Easy Peasy when rebuilding Europe and Japan and other war destroyed areas are a market! It just took that Truman time to loosen the lid. Convert industries away from the machines of war. Korea was a BRAVO. Freeways would have been a dream from his early army days when he discovered just how hard it was to drive a convoy of army trucks across the nation. Too bad he didn't design it into rail instead of parallel. I remember the freeways being built in California and people forced to sell their home, and of course never feeling they got a proper price. NASA good move. Foreign Policy of Containment, bad move when it encouraged over throw of democratically elected governments and such interventions. FDR keeps my vote. He had a nation in economic stagnancy and brought hope. Wisdom of the Manhattan Project. etc. Don't worry, I voted Obama the worst President in the other thread. See the wisdom of #50 there!

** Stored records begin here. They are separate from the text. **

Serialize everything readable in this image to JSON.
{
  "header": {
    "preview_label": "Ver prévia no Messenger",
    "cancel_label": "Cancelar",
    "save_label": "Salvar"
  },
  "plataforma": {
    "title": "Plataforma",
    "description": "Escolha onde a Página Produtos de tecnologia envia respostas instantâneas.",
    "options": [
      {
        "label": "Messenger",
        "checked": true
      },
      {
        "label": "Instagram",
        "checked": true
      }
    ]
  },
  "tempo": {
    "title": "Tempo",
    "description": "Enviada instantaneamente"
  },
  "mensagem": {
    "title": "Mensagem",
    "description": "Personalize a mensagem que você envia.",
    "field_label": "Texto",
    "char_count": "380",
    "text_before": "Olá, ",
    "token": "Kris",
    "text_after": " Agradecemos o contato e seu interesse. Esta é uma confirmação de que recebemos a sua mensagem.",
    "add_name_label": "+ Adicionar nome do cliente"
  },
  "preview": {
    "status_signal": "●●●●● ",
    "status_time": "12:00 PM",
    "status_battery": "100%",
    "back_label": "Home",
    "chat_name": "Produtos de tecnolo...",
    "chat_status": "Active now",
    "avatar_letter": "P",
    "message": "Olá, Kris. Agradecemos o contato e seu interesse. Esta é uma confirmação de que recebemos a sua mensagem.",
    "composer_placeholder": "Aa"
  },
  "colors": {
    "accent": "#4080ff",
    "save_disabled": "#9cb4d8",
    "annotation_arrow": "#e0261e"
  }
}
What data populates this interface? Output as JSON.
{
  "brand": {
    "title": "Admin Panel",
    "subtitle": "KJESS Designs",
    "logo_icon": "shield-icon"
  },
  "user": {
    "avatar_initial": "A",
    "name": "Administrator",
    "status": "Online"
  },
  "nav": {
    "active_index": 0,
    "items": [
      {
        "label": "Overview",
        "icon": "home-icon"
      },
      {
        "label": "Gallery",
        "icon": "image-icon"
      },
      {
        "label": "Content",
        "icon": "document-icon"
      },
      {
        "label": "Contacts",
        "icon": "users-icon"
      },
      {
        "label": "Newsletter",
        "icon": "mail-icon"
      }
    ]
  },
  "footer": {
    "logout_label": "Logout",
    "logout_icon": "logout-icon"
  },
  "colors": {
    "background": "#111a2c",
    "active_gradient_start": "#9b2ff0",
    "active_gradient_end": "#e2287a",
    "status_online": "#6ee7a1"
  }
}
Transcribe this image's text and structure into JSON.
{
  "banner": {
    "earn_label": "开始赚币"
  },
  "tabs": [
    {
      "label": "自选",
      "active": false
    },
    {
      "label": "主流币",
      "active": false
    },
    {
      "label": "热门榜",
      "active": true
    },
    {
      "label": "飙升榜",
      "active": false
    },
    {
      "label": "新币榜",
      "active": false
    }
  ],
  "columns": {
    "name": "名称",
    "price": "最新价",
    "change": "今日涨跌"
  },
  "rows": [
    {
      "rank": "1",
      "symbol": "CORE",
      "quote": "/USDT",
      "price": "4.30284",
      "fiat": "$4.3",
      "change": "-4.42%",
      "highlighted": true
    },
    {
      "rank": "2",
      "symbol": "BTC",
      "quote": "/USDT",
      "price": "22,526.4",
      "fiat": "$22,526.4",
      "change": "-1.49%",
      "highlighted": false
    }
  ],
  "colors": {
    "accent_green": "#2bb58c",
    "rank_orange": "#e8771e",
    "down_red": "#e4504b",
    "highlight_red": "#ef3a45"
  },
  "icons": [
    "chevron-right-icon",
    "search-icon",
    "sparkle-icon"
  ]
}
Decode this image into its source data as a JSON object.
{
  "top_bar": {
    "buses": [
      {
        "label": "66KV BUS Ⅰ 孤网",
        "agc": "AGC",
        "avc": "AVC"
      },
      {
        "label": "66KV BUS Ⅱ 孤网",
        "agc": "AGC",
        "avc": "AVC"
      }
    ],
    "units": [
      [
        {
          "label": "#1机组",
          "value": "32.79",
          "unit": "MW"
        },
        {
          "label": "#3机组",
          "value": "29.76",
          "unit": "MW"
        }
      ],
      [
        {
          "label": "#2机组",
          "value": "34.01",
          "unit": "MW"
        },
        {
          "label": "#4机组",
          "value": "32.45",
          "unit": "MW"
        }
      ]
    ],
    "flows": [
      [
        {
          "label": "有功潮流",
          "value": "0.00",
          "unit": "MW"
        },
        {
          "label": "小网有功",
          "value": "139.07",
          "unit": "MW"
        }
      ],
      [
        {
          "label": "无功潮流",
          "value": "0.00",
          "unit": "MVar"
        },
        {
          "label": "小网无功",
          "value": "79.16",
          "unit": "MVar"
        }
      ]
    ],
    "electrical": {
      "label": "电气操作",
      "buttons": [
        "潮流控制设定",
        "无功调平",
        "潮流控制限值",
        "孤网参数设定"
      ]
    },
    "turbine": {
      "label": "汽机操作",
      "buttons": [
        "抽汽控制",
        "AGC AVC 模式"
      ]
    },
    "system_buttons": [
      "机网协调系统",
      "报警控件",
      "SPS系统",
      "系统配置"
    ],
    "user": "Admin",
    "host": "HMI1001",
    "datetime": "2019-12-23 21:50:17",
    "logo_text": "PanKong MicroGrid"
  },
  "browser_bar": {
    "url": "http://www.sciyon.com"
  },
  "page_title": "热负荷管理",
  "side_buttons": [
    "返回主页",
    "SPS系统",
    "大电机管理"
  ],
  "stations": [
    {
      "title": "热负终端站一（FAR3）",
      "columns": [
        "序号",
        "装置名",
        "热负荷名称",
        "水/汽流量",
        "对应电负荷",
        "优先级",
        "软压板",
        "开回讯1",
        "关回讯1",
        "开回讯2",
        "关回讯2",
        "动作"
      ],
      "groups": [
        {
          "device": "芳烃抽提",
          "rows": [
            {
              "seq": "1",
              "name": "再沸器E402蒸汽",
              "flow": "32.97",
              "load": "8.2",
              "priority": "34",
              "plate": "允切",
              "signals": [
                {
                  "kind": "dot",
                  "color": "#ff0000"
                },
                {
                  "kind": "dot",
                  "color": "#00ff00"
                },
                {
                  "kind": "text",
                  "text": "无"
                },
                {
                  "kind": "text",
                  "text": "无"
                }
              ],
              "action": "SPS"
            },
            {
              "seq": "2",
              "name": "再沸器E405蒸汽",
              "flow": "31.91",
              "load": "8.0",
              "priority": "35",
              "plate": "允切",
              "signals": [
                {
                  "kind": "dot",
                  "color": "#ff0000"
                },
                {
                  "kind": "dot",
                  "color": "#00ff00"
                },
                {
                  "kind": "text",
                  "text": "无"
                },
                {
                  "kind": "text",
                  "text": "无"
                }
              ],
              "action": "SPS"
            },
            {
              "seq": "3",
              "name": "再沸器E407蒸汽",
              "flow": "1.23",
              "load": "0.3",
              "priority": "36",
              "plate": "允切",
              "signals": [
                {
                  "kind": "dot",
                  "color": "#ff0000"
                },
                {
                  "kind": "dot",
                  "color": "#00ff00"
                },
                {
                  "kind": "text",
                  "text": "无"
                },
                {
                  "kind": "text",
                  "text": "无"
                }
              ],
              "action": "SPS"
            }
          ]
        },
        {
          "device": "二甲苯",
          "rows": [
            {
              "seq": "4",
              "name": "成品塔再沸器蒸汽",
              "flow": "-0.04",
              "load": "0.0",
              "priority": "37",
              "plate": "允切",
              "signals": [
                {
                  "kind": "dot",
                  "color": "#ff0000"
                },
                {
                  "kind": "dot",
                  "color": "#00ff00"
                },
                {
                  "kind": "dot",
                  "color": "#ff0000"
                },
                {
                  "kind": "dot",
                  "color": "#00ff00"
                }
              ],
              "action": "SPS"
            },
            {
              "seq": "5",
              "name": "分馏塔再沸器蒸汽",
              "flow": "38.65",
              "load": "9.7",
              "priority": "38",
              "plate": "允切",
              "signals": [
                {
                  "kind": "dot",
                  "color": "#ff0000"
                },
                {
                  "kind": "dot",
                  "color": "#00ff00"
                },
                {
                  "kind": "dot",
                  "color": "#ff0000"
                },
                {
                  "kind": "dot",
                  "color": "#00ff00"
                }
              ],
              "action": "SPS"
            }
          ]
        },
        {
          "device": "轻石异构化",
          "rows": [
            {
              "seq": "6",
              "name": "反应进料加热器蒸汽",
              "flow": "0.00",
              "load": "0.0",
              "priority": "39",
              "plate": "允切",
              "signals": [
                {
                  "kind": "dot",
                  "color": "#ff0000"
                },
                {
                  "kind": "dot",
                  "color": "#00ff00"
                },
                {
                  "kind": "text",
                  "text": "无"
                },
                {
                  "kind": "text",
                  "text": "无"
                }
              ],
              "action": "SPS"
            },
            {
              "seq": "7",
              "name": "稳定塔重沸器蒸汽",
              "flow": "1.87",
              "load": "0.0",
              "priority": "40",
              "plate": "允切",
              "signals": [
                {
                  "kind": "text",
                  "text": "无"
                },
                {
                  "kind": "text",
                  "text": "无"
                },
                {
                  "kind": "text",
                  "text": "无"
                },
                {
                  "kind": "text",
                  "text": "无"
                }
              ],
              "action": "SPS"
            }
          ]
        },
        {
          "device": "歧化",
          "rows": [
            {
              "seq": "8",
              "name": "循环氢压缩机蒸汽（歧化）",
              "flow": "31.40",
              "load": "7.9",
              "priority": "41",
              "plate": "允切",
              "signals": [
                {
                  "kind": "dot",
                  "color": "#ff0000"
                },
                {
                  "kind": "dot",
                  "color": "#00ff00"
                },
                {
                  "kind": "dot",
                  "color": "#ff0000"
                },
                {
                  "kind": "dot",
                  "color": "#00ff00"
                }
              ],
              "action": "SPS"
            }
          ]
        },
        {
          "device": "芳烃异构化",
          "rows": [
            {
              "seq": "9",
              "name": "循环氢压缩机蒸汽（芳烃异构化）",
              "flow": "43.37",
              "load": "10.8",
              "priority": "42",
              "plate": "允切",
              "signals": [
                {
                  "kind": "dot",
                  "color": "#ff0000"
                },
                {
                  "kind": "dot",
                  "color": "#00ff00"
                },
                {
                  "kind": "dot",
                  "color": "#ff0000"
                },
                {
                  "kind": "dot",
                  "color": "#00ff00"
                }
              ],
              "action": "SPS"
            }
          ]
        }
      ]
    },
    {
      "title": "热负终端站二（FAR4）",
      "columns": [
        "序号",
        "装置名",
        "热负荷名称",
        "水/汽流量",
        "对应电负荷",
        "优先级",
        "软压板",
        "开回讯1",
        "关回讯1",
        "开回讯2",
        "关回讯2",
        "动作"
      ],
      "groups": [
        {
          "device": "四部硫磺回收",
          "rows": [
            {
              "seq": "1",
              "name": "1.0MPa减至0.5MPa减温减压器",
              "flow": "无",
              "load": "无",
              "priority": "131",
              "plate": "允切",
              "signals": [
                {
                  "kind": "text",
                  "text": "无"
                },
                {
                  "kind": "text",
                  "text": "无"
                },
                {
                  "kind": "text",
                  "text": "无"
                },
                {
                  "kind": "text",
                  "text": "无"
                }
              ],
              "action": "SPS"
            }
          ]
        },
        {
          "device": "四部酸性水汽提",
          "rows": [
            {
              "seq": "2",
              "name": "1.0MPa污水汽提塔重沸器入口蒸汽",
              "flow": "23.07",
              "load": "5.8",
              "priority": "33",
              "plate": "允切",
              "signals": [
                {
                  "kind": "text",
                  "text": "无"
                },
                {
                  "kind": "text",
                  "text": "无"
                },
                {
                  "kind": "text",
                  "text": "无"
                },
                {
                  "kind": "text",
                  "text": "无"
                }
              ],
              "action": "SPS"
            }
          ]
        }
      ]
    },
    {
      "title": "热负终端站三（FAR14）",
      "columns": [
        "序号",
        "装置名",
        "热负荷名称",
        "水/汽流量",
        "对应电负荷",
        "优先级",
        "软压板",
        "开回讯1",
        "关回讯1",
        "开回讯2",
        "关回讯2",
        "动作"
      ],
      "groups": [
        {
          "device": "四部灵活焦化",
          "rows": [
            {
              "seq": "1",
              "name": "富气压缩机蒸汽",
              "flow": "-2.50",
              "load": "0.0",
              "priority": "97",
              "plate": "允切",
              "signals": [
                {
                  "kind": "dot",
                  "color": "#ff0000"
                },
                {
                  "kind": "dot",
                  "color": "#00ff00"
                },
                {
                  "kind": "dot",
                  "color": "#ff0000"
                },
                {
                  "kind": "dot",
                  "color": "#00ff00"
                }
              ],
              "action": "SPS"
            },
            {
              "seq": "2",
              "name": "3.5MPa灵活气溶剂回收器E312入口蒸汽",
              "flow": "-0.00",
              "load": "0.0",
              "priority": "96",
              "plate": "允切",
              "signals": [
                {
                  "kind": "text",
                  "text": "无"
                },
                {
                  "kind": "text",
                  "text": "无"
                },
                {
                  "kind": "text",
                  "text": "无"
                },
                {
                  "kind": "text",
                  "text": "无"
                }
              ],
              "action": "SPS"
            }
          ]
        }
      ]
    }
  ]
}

Ranking presidents the greatest is too simple of a concept. Most presidents have had accomplishments, while having drawbacks as well. JFK for example, prevented a nuclear war, even though his own generals were chomping at the bit to start WW3. But, he also signed off on the Bay of Pigs fiasco. He also expanded American involvement in Vietnam. LBJ is credited with continuing JFK’s civil rights acts, but escalated Vietnam to the point of no return. Nxion ended the Vietnam war, and made diplomatic inroads to China, but escalated the war on drugs, and thought himself above the law. Carter had the Camp David Accords, but was stuck with a stagnant economy, and was ultimately brought down by the Iran Hostage ordeal.